Our study has some limitations, including the relatively small sample size and the type of adipose tissue analyzed (SAT); more comprehensive analyses should be performed also on visceral adipose tissue, known to be implicated in several metabolic alterations [1]. However, SAT is reliable for this type of investigation in humans [33], especially for studying metabolic alterations during cancer [6, 7, 10], and is easy to obtain without major complications. The number of participants was limited especially in the subgroup of cachexia. The mechanisms of lipolysis were not integrated with the analysis of the changes of plasma fatty acids, as well as with circulating insulin levels likely implicated in the process.

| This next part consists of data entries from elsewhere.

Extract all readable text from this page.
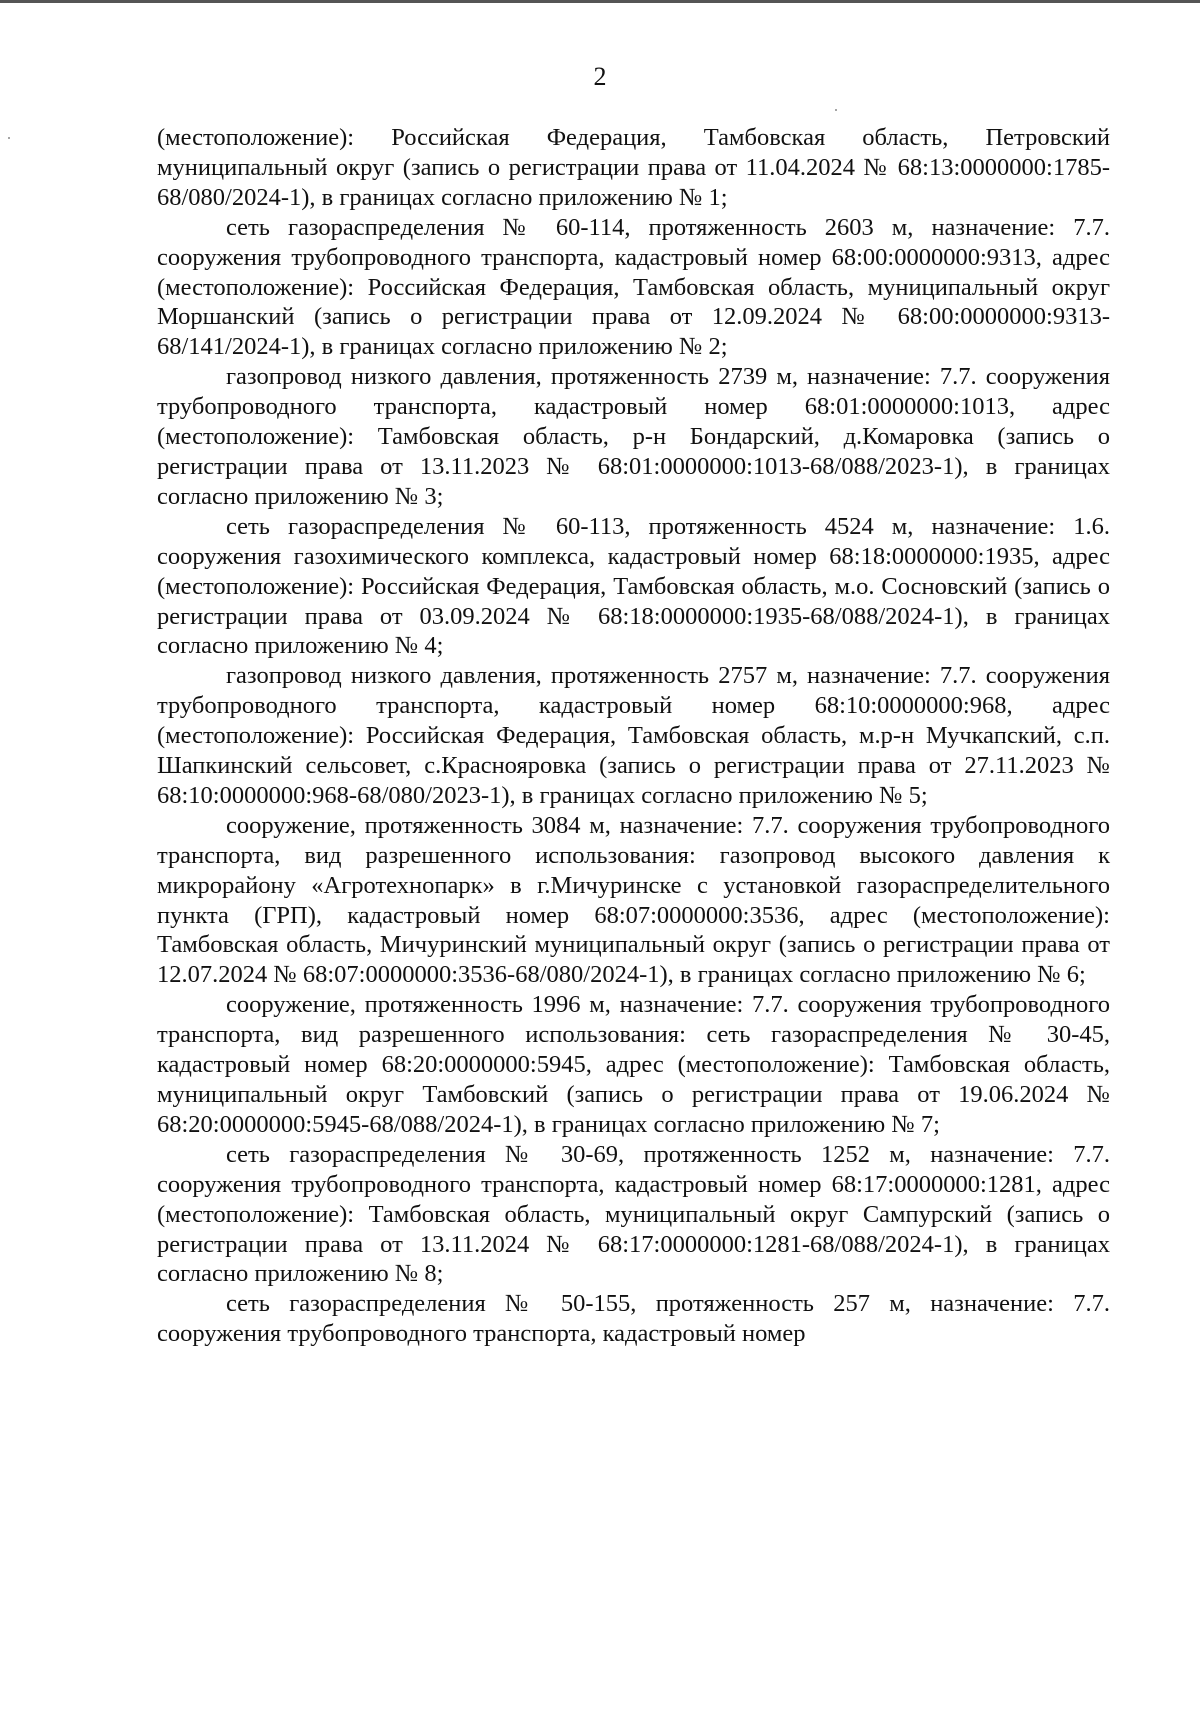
2

(местоположение): Российская Федерация, Тамбовская область, Петровский муниципальный округ (запись о регистрации права от 11.04.2024 № 68:13:0000000:1785-68/080/2024-1), в границах согласно приложению № 1;

сеть газораспределения № 60-114, протяженность 2603 м, назначение: 7.7. сооружения трубопроводного транспорта, кадастровый номер 68:00:0000000:9313, адрес (местоположение): Российская Федерация, Тамбовская область, муниципальный округ Моршанский (запись о регистрации права от 12.09.2024 № 68:00:0000000:9313-68/141/2024-1), в границах согласно приложению № 2;

газопровод низкого давления, протяженность 2739 м, назначение: 7.7. сооружения трубопроводного транспорта, кадастровый номер 68:01:0000000:1013, адрес (местоположение): Тамбовская область, р-н Бондарский, д.Комаровка (запись о регистрации права от 13.11.2023 № 68:01:0000000:1013-68/088/2023-1), в границах согласно приложению № 3;

сеть газораспределения № 60-113, протяженность 4524 м, назначение: 1.6. сооружения газохимического комплекса, кадастровый номер 68:18:0000000:1935, адрес (местоположение): Российская Федерация, Тамбовская область, м.о. Сосновский (запись о регистрации права от 03.09.2024 № 68:18:0000000:1935-68/088/2024-1), в границах согласно приложению № 4;

газопровод низкого давления, протяженность 2757 м, назначение: 7.7. сооружения трубопроводного транспорта, кадастровый номер 68:10:0000000:968, адрес (местоположение): Российская Федерация, Тамбовская область, м.р-н Мучкапский, с.п. Шапкинский сельсовет, с.Краснояровка (запись о регистрации права от 27.11.2023 № 68:10:0000000:968-68/080/2023-1), в границах согласно приложению № 5;

сооружение, протяженность 3084 м, назначение: 7.7. сооружения трубопроводного транспорта, вид разрешенного использования: газопровод высокого давления к микрорайону «Агротехнопарк» в г.Мичуринске с установкой газораспределительного пункта (ГРП), кадастровый номер 68:07:0000000:3536, адрес (местоположение): Тамбовская область, Мичуринский муниципальный округ (запись о регистрации права от 12.07.2024 № 68:07:0000000:3536-68/080/2024-1), в границах согласно приложению № 6;

сооружение, протяженность 1996 м, назначение: 7.7. сооружения трубопроводного транспорта, вид разрешенного использования: сеть газораспределения № 30-45, кадастровый номер 68:20:0000000:5945, адрес (местоположение): Тамбовская область, муниципальный округ Тамбовский (запись о регистрации права от 19.06.2024 № 68:20:0000000:5945-68/088/2024-1), в границах согласно приложению № 7;

сеть газораспределения № 30-69, протяженность 1252 м, назначение: 7.7. сооружения трубопроводного транспорта, кадастровый номер 68:17:0000000:1281, адрес (местоположение): Тамбовская область, муниципальный округ Сампурский (запись о регистрации права от 13.11.2024 № 68:17:0000000:1281-68/088/2024-1), в границах согласно приложению № 8;

сеть газораспределения № 50-155, протяженность 257 м, назначение: 7.7. сооружения трубопроводного транспорта, кадастровый номер
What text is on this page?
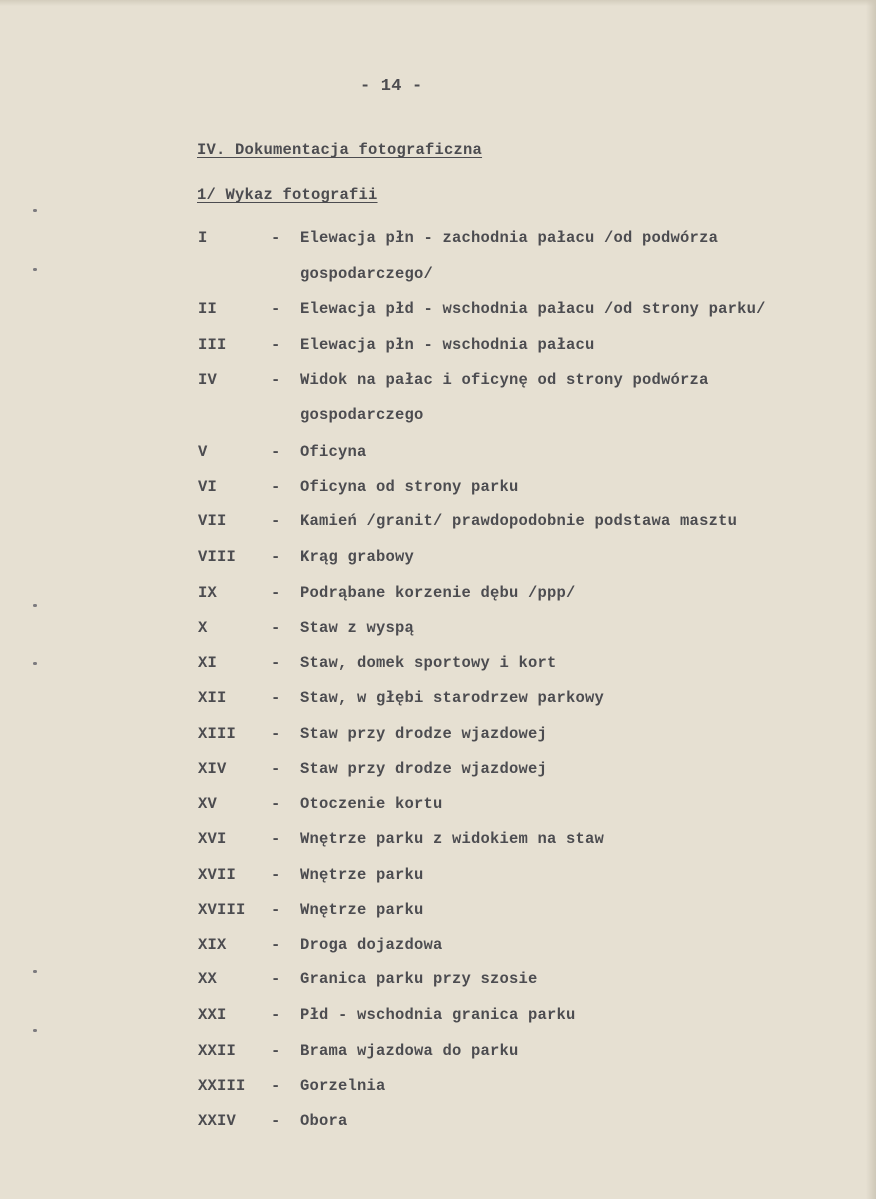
- 14 -
IV. Dokumentacja fotograficzna
1/ Wykaz fotografii
I	- Elewacja płn - zachodnia pałacu /od podwórza
gospodarczego/
II	- Elewacja płd - wschodnia pałacu /od strony parku/
III	- Elewacja płn - wschodnia pałacu
IV	- Widok na pałac i oficynę od strony podwórza
gospodarczego
V	- Oficyna
VI	- Oficyna od strony parku
VII	- Kamień /granit/ prawdopodobnie podstawa masztu
VIII - Krąg grabowy
IX	- Podrąbane korzenie dębu /ppp/
X	- Staw z wyspą
XI	- Staw, domek sportowy i kort
XII	- Staw, w głębi starodrzew parkowy
XIII - Staw przy drodze wjazdowej
XIV	- Staw przy drodze wjazdowej
XV	- Otoczenie kortu
XVI	- Wnętrze parku z widokiem na staw
XVII - Wnętrze parku
XVIII - Wnętrze parku
XIX	- Droga dojazdowa
XX	- Granica parku przy szosie
XXI	- Płd - wschodnia granica parku
XXII - Brama wjazdowa do parku
XXIII - Gorzelnia
XXIV - Obora
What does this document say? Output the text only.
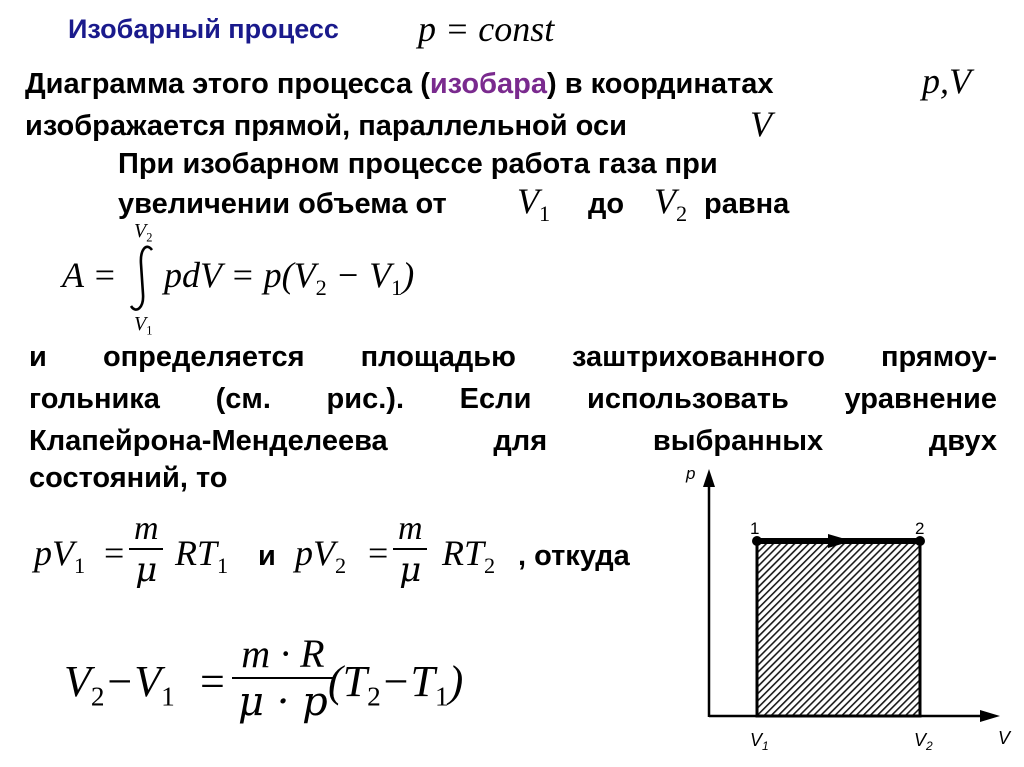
Изобарный процесс p = const
Диаграмма этого процесса (изобара) в координатах	p,V
изображается прямой, параллельной оси	V
При изобарном процессе работа газа при
увеличении объема от $V_1$ до $V_2$ равна
A =
$V_2$
$V_1$
pdV = $p(V_2 - V_1)$
и определяется площадью заштрихованного прямоу-
гольника (см. рис.). Если использовать уравнение
Клапейрона-Менделеева для выбранных двух
состояний, то
$pV_1 = \frac{m}{\mu} RT_1$ и $pV_2 = \frac{m}{\mu} RT_2$ , откуда
$V_2-V_1 = \frac{m \cdot R}{\mu \cdot p}$
$(T_2-T_1)$
p
V
1	2
$V_1$	$V_2$
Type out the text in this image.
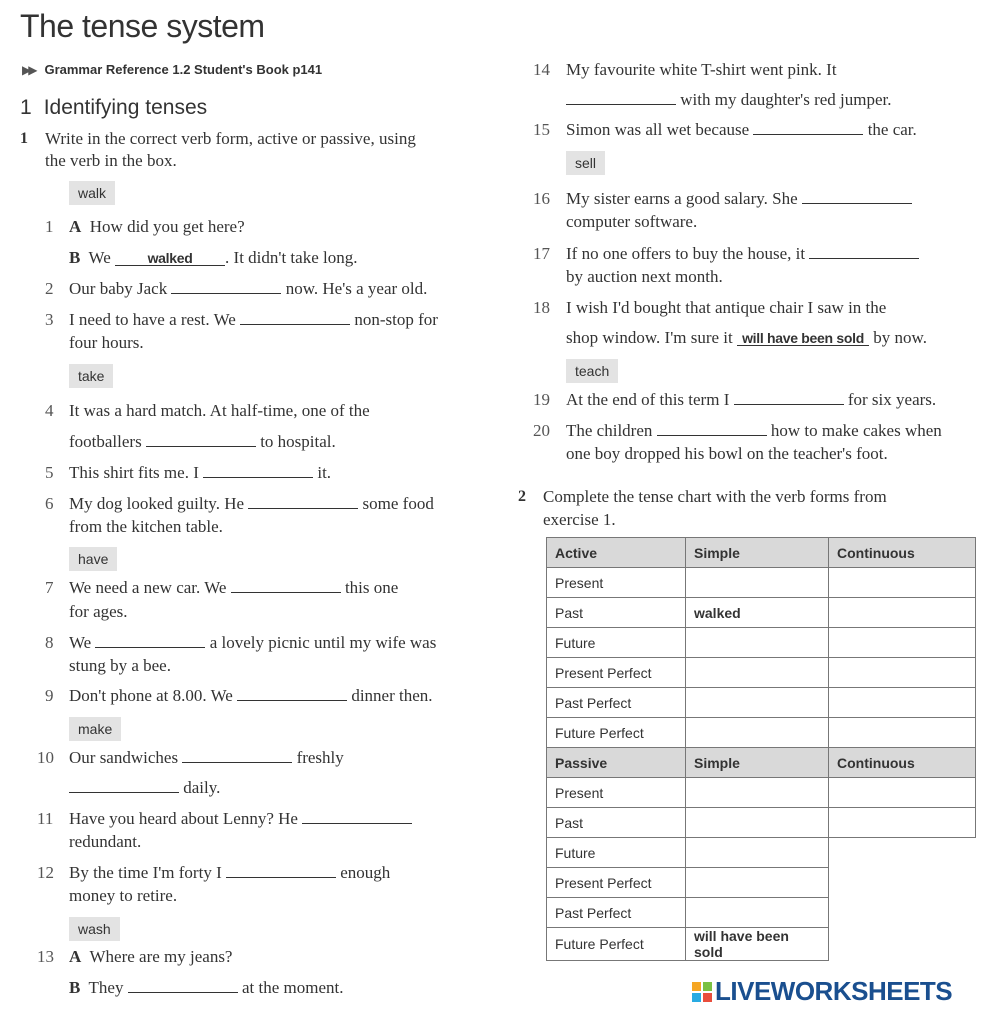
The tense system
▶▶ Grammar Reference 1.2 Student's Book p141
1 Identifying tenses
1 Write in the correct verb form, active or passive, using
the verb in the box.
walk
1 A How did you get here?
B We	walked . It didn't take long.
2 Our baby Jack	now. He's a year old.
3 I need to have a rest. We	non-stop for
four hours.
take
4 It was a hard match. At half-time, one of the
footballers	to hospital.
5 This shirt fits me. I	it.
6 My dog looked guilty. He	some food
from the kitchen table.
have
7 We need a new car. We	this one
for ages.
8 We	a lovely picnic until my wife was
stung by a bee.
9 Don't phone at 8.00. We	dinner then.
make
10 Our sandwiches	freshly
daily.
11 Have you heard about Lenny? He
redundant.
12 By the time I'm forty I	enough
money to retire.
wash
13 A Where are my jeans?
B They	at the moment.
14 My favourite white T-shirt went pink. It
with my daughter's red jumper.
15 Simon was all wet because	the car.
sell
16 My sister earns a good salary. She
computer software.
17 If no one offers to buy the house, it
by auction next month.
18 I wish I'd bought that antique chair I saw in the
shop window. I'm sure it will have been sold by now.
teach
19 At the end of this term I	for six years.
20 The children	how to make cakes when
one boy dropped his bowl on the teacher's foot.
2 Complete the tense chart with the verb forms from
exercise 1.
Active	Simple	Continuous
Present		
Past	walked	
Future		
Present Perfect		
Past Perfect		
Future Perfect		
Passive	Simple	Continuous
Present		
Past		
Future		
Present Perfect		
Past Perfect		
Future Perfect	will have been sold	
LIVEWORKSHEETS
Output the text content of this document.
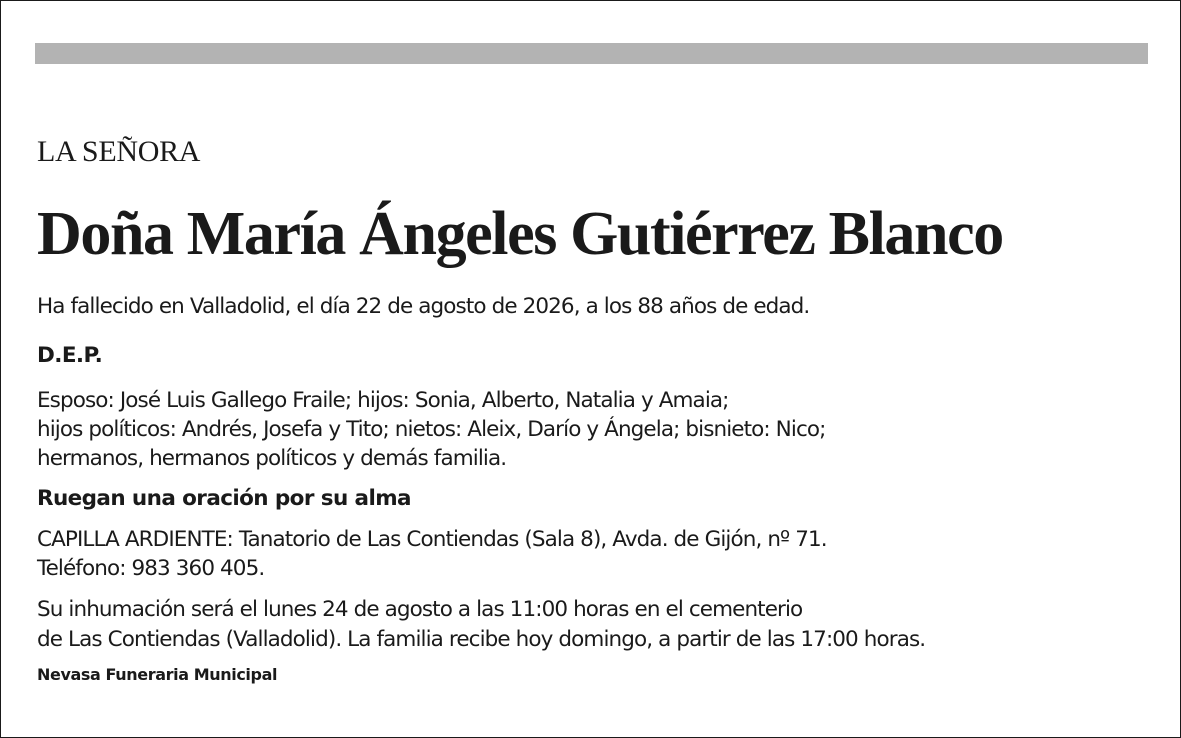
LA SEÑORA

Doña María Ángeles Gutiérrez Blanco

Ha fallecido en Valladolid, el día 22 de agosto de 2026, a los 88 años de edad.

D.E.P.

Esposo: José Luis Gallego Fraile; hijos: Sonia, Alberto, Natalia y Amaia;

hijos políticos: Andrés, Josefa y Tito; nietos: Aleix, Darío y Ángela; bisnieto: Nico;

hermanos, hermanos políticos y demás familia.

Ruegan una oración por su alma

CAPILLA ARDIENTE: Tanatorio de Las Contiendas (Sala 8), Avda. de Gijón, nº 71.

Teléfono: 983 360 405.

Su inhumación será el lunes 24 de agosto a las 11:00 horas en el cementerio

de Las Contiendas (Valladolid). La familia recibe hoy domingo, a partir de las 17:00 horas.

Nevasa Funeraria Municipal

We assessed the level of appetite, but we did not have information regarding energy and protein intake to be linked to lipolysis. Finally, follow-up studies should be conducted to relate the degree of body weight loss/cachexia to the degree of changes in the adipose tissue gene and protein expression.

Conclusions

Our study revealed key molecular alterations related to adipose tissue lipolysis during an early phase of cancer disease. In particular, gene and protein expression of lipolysis of SAT were found to be modulated in a cohort of gastrointestinal cancer patients, and the upregulation of the biomarkers tested was significantly pronounced in patients with gastric and pancreatic cancer. Our data appear informative not only regarding the pathophysiology of cancer-associated nutritional and metabolic alterations but also to the implementation of anti-catabolic interventions that should be early addressed to improve the patient’s prognosis and quality of life.